All the crazy electrical voltage disappears. There’s a flat line where my heartbeat had been. I might as well be made of stone, that’s how numb I feel suddenly. “What?”

“It’s just a name, Harper.”

“I’m not—No—”

“This is something that will help all of us. Especially you.”

“I will buy this house and I will live here and I will do anything you want, but I’m not going to make a Death Plan.” Even the library is a kind of tribute, whether she knows it or not—fixing the unfixable, bringing it back from the brink. I had to accept my mother’s decision to stop treatment, but that doesn’t mean I’m going to embrace her death. I’m not going to plan for it.

There are very few things in my control right now. I make only a single demand in the purchase of the library—that Christopher Bardot meet with me personally. I want him to look me in the eye when he signs these documents. Part of me is afraid of what I’ll find, but I need to know. Did he ever care about me? He manipulated me to save the library, only to hold it hostage for a hefty chunk of my trust fund. The same trust fund he fought so hard to protect. He’s an enigma wrapped in a mystery, and I’m determined to peel away at least a few layers at our meeting.

His acceptance comes back in the form of a hand-couriered, notarized letter.

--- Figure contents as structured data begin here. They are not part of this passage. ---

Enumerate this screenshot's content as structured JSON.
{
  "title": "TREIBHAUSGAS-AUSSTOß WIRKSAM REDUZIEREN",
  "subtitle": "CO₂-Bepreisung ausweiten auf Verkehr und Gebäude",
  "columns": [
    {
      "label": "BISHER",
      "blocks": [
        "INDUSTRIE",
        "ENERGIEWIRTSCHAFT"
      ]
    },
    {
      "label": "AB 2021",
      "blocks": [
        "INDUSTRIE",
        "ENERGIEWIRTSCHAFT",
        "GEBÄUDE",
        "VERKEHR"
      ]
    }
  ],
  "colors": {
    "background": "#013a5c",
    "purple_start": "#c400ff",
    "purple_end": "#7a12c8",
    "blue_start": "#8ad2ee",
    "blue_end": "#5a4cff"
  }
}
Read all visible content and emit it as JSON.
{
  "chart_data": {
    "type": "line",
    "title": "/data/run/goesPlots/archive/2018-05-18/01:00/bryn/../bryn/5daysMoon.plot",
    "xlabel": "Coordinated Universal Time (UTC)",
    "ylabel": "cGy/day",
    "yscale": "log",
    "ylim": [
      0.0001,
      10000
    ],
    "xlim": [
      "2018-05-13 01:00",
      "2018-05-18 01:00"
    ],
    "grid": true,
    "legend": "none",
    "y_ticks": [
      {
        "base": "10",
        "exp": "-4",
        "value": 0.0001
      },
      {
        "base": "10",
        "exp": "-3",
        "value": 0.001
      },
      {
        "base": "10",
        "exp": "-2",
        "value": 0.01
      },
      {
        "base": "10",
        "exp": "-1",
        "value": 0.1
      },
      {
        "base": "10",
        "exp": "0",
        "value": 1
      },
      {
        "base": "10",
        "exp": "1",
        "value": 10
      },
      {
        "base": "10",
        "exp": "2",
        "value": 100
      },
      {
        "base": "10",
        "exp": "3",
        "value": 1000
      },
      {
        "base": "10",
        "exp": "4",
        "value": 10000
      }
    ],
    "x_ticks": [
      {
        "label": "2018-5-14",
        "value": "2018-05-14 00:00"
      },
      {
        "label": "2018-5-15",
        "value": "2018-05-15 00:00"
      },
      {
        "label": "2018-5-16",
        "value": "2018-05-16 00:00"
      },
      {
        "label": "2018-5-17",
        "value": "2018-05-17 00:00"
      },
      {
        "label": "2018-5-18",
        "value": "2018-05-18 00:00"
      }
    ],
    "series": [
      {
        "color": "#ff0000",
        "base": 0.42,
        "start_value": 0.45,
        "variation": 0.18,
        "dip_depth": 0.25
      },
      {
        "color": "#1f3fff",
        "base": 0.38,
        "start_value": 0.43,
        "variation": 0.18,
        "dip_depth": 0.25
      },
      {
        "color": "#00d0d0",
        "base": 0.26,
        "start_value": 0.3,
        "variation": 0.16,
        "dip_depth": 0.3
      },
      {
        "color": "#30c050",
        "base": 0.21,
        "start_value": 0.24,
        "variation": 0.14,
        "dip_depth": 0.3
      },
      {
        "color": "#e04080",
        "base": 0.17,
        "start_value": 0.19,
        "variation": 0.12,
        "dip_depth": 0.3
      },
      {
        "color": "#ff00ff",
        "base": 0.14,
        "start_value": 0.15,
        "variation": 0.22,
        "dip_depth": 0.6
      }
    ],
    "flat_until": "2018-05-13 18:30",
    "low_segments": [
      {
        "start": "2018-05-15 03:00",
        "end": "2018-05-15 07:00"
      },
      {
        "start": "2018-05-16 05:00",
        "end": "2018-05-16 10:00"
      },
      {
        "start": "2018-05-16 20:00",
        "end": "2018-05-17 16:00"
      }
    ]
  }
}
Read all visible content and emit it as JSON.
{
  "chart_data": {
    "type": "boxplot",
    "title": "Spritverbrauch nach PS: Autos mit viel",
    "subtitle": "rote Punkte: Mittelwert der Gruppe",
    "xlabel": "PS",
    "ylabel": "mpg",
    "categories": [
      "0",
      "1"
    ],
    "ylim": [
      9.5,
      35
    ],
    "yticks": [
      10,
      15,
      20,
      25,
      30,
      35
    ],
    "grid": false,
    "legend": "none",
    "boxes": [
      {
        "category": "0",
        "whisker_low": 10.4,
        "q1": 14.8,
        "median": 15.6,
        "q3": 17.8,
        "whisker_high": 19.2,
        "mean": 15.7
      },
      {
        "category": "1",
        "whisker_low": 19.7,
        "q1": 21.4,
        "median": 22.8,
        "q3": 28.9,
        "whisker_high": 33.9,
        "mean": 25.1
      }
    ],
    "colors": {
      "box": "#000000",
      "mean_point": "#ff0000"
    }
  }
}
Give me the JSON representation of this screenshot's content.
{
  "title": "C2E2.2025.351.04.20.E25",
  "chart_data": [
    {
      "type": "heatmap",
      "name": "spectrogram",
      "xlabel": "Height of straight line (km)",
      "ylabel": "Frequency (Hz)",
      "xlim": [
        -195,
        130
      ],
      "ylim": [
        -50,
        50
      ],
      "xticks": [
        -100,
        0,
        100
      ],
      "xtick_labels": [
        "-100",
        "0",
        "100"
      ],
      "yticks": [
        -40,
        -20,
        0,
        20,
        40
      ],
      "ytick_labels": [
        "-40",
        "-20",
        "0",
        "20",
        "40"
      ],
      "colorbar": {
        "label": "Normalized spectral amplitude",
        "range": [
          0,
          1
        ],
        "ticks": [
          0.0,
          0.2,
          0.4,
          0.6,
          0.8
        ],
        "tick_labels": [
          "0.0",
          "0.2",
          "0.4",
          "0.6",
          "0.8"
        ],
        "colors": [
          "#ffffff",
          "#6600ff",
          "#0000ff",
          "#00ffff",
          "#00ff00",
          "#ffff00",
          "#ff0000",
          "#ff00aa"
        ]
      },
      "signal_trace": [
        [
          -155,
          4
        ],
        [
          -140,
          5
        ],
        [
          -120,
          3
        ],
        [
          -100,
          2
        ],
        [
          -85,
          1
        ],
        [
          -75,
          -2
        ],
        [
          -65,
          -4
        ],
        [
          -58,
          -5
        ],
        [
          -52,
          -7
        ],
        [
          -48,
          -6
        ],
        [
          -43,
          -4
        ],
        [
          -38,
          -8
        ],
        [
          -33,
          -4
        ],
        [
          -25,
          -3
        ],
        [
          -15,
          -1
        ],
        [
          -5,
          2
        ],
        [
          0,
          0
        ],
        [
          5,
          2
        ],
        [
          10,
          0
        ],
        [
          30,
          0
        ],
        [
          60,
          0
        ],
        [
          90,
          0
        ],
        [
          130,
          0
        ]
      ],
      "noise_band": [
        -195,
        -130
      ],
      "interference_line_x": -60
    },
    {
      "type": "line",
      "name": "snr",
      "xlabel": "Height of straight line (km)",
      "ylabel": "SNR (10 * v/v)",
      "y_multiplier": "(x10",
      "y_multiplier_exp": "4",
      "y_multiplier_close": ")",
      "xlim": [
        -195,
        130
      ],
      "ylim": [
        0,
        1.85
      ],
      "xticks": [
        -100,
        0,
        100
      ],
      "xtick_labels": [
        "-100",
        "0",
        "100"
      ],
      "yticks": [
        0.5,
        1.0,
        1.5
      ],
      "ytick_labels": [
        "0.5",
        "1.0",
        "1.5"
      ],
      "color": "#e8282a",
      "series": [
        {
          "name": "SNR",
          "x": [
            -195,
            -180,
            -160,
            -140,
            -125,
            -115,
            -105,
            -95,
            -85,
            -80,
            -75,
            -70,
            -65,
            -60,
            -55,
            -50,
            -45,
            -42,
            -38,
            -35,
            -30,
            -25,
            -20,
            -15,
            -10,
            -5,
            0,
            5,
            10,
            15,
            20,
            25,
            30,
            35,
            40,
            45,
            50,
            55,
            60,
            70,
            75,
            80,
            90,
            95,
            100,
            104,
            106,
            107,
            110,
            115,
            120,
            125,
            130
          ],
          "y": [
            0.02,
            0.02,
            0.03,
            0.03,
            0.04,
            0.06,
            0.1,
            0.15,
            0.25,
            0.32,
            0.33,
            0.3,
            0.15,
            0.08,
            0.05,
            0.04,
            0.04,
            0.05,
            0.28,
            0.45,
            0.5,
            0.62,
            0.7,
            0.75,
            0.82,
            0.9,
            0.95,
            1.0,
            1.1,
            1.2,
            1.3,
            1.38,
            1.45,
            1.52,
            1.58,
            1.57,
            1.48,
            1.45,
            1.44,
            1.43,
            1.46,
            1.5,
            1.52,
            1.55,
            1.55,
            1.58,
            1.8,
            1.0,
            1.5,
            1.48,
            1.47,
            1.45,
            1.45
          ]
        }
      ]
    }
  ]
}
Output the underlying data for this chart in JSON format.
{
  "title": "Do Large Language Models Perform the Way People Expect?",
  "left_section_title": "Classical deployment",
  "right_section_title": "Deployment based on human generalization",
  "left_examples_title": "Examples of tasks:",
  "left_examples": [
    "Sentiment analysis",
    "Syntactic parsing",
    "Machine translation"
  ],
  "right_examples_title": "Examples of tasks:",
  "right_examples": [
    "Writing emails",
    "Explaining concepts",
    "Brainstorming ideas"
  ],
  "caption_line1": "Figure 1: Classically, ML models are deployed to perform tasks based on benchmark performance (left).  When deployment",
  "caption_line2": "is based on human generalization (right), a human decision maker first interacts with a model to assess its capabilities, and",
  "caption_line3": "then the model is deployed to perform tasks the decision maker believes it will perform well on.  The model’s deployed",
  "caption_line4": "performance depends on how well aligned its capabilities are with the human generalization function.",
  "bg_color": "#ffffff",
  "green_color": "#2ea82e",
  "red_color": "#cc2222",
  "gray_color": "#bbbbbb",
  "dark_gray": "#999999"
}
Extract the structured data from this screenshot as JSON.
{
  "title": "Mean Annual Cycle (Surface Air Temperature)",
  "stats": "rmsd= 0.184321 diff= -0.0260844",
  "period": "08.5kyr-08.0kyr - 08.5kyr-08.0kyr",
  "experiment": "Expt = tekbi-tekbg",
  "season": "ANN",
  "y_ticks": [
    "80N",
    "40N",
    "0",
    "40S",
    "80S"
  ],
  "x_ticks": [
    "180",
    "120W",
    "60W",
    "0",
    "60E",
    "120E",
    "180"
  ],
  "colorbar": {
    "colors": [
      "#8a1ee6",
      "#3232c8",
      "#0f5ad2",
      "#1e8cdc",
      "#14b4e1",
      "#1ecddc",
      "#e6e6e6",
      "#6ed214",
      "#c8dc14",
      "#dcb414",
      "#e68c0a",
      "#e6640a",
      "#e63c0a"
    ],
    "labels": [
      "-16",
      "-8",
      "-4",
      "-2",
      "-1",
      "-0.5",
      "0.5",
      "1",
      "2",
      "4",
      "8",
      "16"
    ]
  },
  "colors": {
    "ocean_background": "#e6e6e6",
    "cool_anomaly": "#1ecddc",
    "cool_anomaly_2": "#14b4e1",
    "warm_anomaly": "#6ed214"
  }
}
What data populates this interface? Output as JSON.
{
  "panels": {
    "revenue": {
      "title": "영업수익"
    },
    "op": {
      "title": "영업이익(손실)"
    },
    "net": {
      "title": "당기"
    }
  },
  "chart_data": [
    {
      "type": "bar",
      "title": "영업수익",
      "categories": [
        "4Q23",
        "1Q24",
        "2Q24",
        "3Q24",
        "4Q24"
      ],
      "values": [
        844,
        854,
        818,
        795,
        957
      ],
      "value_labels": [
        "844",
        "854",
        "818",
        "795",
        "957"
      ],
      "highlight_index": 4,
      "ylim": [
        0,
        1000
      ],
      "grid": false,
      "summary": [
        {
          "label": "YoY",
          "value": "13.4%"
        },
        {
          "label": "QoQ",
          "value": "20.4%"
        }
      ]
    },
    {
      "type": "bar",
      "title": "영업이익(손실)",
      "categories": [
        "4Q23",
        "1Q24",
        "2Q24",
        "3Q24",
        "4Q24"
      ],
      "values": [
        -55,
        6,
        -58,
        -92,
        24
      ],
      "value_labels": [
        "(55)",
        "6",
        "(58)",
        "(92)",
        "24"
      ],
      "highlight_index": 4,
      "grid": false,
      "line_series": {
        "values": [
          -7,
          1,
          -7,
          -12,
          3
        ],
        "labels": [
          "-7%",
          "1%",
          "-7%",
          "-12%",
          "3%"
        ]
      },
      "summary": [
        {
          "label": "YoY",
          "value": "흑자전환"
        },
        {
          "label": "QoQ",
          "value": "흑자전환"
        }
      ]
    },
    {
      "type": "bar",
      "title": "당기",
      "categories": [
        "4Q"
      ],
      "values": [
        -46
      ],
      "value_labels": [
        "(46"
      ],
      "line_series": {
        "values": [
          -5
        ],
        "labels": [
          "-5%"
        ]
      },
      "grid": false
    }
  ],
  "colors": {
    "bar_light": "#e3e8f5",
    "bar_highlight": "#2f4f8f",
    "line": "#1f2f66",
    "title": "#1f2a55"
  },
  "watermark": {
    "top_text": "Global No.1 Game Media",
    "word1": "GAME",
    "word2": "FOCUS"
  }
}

He agrees to the meeting, it says, as long as it happens at a restaurant of his choosing.

It raises the stakes, taking a business meeting and making it happen like a date.

I should be immune to that kind of manipulation, but there’s still hope inside me, buried deep with barely any sunlight. He might hold my hand across the table and tell me that he loves me. That he wants to develop the library together. Those kinds of fantasies are ridiculous. If that’s what he wanted he would have said so from the start instead of making me pay so much.

A limo arrives at seven pm on the dot, its back seat empty. I hide my disappointment from the driver as I step inside. Streetlights flash over my face as we cross Tanglewood.